Cavanaugh felt subtle pressure in his stomach as the Gulfstream G-200 soared away from the airport in Casper, Wyoming. Jackson Hole's airport could have handled the jet, but there was too great a chance that the attack team would watch that airport. Better to use the helicopter to fly 240 miles east to Casper, where the Gulfstream had been instructed to land and wait for them. GLOBAL PROTECTIVE SERVICES was stenciled across the side. Club chairs, a conference table, living-room-style sitting for up to ten passengers, a spacious galley, a sophisticated entertainment system, a transcontinental fuel range, quiet engines, one hundred percent filtered air, plenty of natural light.

"You think a slap sounds like a sissy kind of thing?" Cavanaugh asked.
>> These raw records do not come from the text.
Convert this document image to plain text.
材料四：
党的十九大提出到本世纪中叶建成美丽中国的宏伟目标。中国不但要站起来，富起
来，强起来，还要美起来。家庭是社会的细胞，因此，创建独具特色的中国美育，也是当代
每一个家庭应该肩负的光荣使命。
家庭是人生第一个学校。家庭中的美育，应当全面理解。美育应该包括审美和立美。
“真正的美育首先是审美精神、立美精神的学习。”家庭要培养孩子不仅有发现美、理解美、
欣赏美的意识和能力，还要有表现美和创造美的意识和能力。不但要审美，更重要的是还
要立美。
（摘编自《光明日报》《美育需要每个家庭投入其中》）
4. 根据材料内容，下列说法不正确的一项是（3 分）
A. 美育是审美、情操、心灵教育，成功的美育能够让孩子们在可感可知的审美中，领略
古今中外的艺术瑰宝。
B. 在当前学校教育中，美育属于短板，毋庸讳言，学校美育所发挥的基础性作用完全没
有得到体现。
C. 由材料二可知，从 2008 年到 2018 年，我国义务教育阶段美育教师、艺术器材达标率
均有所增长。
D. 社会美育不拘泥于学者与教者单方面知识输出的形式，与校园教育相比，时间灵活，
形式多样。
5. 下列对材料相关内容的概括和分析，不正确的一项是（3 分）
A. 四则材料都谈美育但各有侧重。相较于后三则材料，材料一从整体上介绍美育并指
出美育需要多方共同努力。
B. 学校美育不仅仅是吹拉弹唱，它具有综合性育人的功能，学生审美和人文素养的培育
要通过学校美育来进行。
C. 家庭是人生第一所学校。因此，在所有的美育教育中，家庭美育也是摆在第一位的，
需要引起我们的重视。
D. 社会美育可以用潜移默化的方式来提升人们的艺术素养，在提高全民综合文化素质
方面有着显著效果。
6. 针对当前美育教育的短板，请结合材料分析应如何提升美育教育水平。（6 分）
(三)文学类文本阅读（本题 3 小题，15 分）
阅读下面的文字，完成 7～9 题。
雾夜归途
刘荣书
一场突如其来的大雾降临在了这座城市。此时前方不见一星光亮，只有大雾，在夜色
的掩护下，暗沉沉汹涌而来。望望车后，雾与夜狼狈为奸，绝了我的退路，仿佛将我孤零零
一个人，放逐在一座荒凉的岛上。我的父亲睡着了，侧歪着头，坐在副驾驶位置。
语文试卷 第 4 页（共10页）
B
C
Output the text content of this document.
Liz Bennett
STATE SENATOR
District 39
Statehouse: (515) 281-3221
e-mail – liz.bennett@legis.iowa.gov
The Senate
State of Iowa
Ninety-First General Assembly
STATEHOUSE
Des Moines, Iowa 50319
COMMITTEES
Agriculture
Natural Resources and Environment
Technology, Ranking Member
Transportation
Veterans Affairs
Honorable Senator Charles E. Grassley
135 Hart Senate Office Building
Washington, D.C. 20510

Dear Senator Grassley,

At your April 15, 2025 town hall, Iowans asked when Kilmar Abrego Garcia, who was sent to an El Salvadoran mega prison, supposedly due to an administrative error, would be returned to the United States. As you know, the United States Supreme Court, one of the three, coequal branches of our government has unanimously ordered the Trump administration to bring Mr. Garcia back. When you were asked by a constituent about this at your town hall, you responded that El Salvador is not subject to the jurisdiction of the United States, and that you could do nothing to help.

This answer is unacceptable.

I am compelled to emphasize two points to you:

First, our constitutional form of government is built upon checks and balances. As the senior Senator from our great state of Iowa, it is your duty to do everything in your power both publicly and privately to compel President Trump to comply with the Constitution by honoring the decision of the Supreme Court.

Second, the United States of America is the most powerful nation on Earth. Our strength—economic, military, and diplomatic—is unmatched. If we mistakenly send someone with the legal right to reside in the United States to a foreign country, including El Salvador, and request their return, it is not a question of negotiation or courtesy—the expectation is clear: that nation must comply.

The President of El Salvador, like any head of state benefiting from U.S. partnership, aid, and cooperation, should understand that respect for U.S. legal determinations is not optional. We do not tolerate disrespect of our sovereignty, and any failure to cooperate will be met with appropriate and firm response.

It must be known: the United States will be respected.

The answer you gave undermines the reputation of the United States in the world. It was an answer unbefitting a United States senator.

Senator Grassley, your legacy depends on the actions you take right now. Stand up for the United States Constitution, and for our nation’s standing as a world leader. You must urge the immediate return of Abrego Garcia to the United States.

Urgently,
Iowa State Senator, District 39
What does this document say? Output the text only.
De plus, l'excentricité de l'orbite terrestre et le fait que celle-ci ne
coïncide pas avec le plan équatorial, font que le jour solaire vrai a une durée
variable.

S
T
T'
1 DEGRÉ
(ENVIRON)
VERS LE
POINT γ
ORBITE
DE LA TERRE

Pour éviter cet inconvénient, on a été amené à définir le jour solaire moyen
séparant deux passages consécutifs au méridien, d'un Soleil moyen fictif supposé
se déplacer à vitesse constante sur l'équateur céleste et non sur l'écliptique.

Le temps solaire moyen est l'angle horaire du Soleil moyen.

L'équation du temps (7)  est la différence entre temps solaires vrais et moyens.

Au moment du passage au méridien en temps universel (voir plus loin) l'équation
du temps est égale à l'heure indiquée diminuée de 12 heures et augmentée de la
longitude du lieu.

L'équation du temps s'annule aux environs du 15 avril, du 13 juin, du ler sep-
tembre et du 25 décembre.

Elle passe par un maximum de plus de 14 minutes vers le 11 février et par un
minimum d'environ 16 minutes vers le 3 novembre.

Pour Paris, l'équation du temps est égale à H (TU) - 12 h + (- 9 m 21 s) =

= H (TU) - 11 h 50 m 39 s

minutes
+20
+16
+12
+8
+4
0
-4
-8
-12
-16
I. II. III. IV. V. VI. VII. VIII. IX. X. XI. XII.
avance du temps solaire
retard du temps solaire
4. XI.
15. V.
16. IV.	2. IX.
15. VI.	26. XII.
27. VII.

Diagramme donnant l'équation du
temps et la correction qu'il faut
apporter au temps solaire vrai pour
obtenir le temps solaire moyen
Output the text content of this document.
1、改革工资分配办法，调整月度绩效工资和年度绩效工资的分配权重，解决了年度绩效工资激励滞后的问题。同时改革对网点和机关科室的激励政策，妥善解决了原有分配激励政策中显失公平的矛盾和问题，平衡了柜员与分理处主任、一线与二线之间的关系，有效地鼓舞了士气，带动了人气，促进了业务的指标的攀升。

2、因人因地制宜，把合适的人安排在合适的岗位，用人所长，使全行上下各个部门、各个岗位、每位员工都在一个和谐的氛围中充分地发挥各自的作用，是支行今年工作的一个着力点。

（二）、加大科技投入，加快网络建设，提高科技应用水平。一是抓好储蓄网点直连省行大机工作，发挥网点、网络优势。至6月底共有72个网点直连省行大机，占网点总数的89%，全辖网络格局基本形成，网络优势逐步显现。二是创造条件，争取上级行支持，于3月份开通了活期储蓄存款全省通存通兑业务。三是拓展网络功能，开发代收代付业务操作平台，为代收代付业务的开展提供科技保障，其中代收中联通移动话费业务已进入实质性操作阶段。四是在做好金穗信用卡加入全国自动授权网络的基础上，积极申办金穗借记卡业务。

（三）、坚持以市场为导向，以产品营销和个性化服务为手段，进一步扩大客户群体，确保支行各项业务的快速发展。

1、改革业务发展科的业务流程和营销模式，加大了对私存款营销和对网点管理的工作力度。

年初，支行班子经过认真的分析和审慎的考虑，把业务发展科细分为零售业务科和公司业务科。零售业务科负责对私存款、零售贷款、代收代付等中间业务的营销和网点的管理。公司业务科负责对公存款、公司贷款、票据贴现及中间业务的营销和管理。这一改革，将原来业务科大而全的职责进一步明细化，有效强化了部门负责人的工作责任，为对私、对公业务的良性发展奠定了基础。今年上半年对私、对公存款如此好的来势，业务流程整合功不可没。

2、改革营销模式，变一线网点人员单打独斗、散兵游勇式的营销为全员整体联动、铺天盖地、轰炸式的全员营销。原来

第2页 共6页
"Well, certainly," William said.

Jamie came from the bathroom, where she'd put on a white blouse, blue blazer, and gray slacks, clothes that William had instructed the pilots to bring. Turquoise earrings brought out the deep green in her eyes. She'd undone her ponytail, her brunette hair hanging to her shoulders.

"It's actually very serious," she told William.

"Fairbairn wanted his close-quarters combat techniques to be simple," Cavanaugh said. "Easily taught. Easily remembered. When condensed to essentials, there are only a few moves. But just as important, Fairbairn's system ensures that the person making those moves doesn't get injured in the process."

Mrs. Patterson stopped admiring the Gulfstream's appointments and listened.

"A punch, for example." Jamie made a fist and pretended to hit the wall. "I'm going to hurt that person, no question about it. But I'm probably also going to hurt my hand. At the least, my fist will swell and throb and become useless if I try to keep punching. At the worst, I'll break bones, incapacitating me with pain and shock. I don't care how tough you are-you can't will yourself not to experience shock."

Cavanaugh added, "So Fairbairn asked himself, 'What are the parts of the body that can administer force with little risk of injury?'"

"Since we're talking about slaps, I assume one of them is the palm of a hand," William said.

"Yes, but when we say a slap, we're not talking about anything dainty," Cavanaugh told him. "We're talking about a slap that's as hard and fast as you can make it. The full force of your body. Your palm covers a lot of area, almost the entire side of someone's face. If you don't knock the opponent out, you'll daze him enough so that when you slap the opposite side of his face, he'll go down."